In the case of massacres of civilians in Haditha, Ishaqi, and other places, the most plausible explanation has been temporary insanity. Our troops are being killed randomly by passive improvised explosive devices, placed by the unseen hands of unknown enemies. In any sustained circumstance such as this, one could expect that normative standards of conduct and training could break down, even if episodically. Reacting to one's closest buddies being dismembered before one's eyes could enrage any one of us - eventually - to strike out blindly in retaliation against the first human targets we could find.

But Green's crime was premeditated and invites our national rage:
According to an 11-page federal affidavit, Green and three other soldiers from Fort Campbell, Ky.-based 101st's Airborne Division had talked about raping the young woman, who they spotted while working at the checkpoint and who lived nearby. The document said Green and other soldiers drank alcohol, then changed out of their uniforms to avoid detection before going to the woman's house. Green covered his face with a brown T-shirt.
We will find out more about Green as his case moves forward. Among the few things we know at this point is he was given an honorable discharge "before this incident came to light. Green was discharged due to a personality disorder." That is why he is being tried in civilian courts.
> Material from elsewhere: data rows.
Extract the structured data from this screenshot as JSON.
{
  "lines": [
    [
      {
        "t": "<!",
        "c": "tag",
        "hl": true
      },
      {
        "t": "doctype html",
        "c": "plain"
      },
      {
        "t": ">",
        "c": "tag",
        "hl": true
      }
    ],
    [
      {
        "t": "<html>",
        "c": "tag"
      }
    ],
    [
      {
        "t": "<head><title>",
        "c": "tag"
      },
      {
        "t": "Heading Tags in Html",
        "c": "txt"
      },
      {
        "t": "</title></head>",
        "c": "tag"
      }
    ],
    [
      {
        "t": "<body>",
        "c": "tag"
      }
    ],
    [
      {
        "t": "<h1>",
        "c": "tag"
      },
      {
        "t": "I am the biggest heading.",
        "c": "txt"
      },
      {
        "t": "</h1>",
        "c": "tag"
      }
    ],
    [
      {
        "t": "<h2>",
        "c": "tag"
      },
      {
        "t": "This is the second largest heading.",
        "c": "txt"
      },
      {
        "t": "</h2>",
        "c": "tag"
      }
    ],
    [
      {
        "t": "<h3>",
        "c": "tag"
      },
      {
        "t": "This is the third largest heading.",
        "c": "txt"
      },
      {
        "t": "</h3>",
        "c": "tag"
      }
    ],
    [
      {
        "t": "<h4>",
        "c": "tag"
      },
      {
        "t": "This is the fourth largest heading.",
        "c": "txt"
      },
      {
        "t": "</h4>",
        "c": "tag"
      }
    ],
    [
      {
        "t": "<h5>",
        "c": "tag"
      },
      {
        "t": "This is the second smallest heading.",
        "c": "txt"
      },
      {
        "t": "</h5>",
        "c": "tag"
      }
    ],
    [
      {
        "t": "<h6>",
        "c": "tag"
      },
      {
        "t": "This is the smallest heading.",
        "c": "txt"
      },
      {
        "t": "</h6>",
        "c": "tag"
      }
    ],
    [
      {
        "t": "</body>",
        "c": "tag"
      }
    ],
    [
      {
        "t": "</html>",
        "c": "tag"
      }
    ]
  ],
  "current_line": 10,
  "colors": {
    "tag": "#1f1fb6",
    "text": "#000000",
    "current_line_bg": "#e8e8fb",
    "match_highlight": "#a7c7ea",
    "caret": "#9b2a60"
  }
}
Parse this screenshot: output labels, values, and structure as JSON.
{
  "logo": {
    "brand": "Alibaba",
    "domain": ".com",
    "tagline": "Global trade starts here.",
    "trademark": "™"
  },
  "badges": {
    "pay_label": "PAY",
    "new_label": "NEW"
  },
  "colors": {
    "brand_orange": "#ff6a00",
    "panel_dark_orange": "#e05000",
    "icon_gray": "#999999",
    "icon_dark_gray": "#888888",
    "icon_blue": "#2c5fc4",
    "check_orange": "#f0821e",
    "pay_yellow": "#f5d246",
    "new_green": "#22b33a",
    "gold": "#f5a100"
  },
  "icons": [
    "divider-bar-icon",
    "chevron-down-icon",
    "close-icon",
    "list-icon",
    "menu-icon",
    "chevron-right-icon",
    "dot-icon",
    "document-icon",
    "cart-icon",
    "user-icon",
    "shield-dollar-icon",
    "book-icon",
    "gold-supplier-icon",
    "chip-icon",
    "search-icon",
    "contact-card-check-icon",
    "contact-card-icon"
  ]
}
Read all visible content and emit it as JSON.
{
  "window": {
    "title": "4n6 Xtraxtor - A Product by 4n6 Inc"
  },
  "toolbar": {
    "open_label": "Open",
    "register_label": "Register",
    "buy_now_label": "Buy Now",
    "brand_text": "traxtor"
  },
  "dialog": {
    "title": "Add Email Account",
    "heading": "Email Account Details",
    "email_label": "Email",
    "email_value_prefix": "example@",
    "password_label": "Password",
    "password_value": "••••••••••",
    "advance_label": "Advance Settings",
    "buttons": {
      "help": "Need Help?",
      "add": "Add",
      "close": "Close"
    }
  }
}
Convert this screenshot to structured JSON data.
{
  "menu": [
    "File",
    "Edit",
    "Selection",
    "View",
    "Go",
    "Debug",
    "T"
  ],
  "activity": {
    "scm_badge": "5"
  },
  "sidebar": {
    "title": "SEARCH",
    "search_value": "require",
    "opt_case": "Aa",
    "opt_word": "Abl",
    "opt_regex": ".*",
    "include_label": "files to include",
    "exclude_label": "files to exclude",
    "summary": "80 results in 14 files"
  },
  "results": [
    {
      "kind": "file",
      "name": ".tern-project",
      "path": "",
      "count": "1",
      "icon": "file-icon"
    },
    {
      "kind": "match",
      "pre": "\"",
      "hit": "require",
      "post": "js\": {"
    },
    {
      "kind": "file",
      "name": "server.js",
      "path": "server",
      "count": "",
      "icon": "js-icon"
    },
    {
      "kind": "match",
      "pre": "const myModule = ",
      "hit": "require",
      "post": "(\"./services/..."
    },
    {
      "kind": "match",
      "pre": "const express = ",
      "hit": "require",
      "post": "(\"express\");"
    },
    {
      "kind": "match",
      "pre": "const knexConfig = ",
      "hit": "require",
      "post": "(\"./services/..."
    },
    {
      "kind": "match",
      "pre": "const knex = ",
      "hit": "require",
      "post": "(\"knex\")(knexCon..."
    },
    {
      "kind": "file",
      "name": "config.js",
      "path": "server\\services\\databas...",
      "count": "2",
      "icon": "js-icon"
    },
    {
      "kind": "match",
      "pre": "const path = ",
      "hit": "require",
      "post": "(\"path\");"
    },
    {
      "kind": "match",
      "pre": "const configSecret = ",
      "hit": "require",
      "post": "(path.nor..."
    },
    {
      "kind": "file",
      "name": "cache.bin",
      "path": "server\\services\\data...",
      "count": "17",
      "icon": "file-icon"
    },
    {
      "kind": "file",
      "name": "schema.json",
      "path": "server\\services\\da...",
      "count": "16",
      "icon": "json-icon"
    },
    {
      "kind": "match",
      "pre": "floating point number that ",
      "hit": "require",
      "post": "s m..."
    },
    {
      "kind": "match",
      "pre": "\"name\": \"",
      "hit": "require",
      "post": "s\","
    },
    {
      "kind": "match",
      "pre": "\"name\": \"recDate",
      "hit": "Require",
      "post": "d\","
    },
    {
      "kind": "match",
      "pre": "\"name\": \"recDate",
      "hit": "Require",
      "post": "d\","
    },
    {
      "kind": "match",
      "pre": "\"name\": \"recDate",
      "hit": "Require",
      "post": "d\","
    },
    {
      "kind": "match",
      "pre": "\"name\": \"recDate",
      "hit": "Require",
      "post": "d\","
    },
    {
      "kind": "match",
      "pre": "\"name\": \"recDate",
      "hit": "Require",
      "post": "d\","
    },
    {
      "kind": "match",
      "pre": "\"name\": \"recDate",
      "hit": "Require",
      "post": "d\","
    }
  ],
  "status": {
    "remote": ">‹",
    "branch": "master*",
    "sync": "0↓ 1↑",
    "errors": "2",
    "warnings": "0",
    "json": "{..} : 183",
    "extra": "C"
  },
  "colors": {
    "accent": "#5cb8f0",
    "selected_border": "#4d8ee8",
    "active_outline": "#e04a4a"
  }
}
So, is Green the authentic example of the rotten apples the Pentagon has been searching for to absolve itself of torture of prisoners and retributive violence against civilians? At first glance, he definitely appears to epitomize the poster boy in the bottom dregs of the barrel.

OTOH, is it not time - past time - to inquire into the conditions in the barrel? Consider how the waging of this un-provoked, unnecessary, largely unilateral invasion and unplanned occupation of Iraq (UULUIUOI) has contributed to the 'breaking' and degrading of our once great American military:
  • Use of personnel for combat roles for which they weren't trained.
  • Excessively long tours of duty required by the initially insufficient deployment of troops to accomplish the mission.
  • Repeat deployments to Iraq without a decent interval at home,
  • The misuse of National Guard and Reserve personnel for a mission not connected to defense of the nation.
  • Constant failure to attain retention and recruiting objectives.
  • Institution of the infamous "stop-loss" regulation which prolongs active combat duty indefinitely.
  • Lowering the standards and upping the bonuses for enlistment.
Direct your attention to the last of these. Private Green, apparently, was one of these raw, green recruits sucked into the service by an unselective recruiters. Patriotism and sense of duty played less of a role in their signing on than poor education and lack of civilian sector alternatives. Rumsfeld's Pentagon - and Bush's war - has required of our military to scrape the bottom of our society for cannon fodder.

British writer Max Hastings shares a lament by an American general:
We went into Korea ... in 1950 with a very poor army, and came out of it in 1953 with a very good one. We went into Vietnam in 1964 with a fine army, and came out in 1975 with a terrible one.
Private 3rd class Steven D. Green, Ret. is the poster boy of our broken military.